インテルとマイクロソフトの明暗

 インテルとマイクロソフトはなぜ明暗を分けたのか。一方は、パソコン用オペレーティング・システム(OS)とビジネス・アプリケーション市場を支配する230億ドル企業のマイクロソフト。もう一方は、パソコン用マイクロプロセッサ市場で同様の影響力を振るう340億ドル企業のインテルである。

 両社が「ウィンテル」の名で称されることからも、この2社がどれほど業界を支配しているかがうかがえる。独占禁止法(以下独禁法)違反の訴訟で標的と見なされることは、火を見るより明らかである。

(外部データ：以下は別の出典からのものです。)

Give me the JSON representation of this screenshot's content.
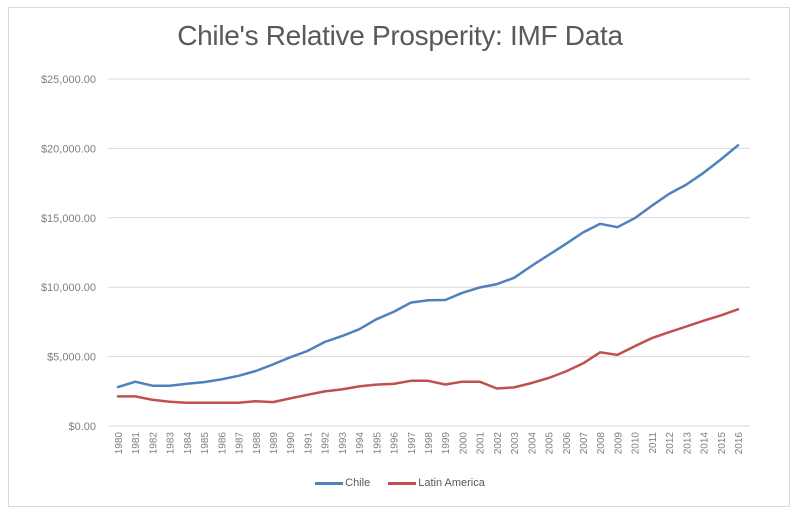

 しかし、この2社がたどった運命は大きく異なるものとなった。マイクロソフトは略奪的行為を理由に、司法省と10州を超える州の告発を受け、何年にもわたる法廷での闘争に巻き込まれている。

 このような経緯によって、マイクロソフトの社名とビジネスは泥が塗られるかたちとなり、経営陣は混乱し、当惑し、単一企業としての存続自体が疑わしくなってきた。訴訟が最終的にどのように決着するにせよ、マイクロソフトの事業と評判は大きく損われることだろう。

 対照的に、インテルは独禁法違反の訴訟を免れており──いったん訴訟されると長らく世間の注目にさらされてしまう──、その事業は監督当局の干渉をほとんど受けずにきた。

 インテルの成功は幸運によるものではない。入念な計画とひたむきな努力の賜物である。長い歳月を費やして改良されてきた同社の「独禁法対策プログラム」は、メディアや一般の興味をそそるものではないが、インテルの事業戦略に欠かせない要素である。

 一握りの巨大企業がグローバル市場を支配する傾向がますます顕著となる時代、インテルのアプローチは、監督当局の調査対象となりうる企業にとって貴重なモデルとなるだろう。

企業の成長と共に従うべきルールは変わる

 アメリカの反トラスト(独占禁止)政策の法的枠組みができたのは、100年以上前にさかのぼる。1890年にシャーマン反トラスト法において、「複数の州をまたぐ取引および通商を独占すること、または独占を目的として他者と連合もしくは結託すること」が禁止され、競争の基本的な枠組みが規定された。

 これが後年の独禁法──1914年のクレイトン反トラスト法、36年のロビンソン・パットマン法、76年のハート・スコット・ロディノ反トラスト改正法など──の基盤となっている。

 これらの法律は一般に、各業界における支配的な企業の結託、あるいは公正な競争を実質的に阻害するおそれのあるすべての活動を禁止している。具体的には、独占販売契約、入札操作(談合)、略奪的価格設定(競争相手を市場から排除するために不当に低い価格を設定する)、賄賂、抱き合わせ販売、株式の持ち合い、反競争的な企業買収などが挙げられる。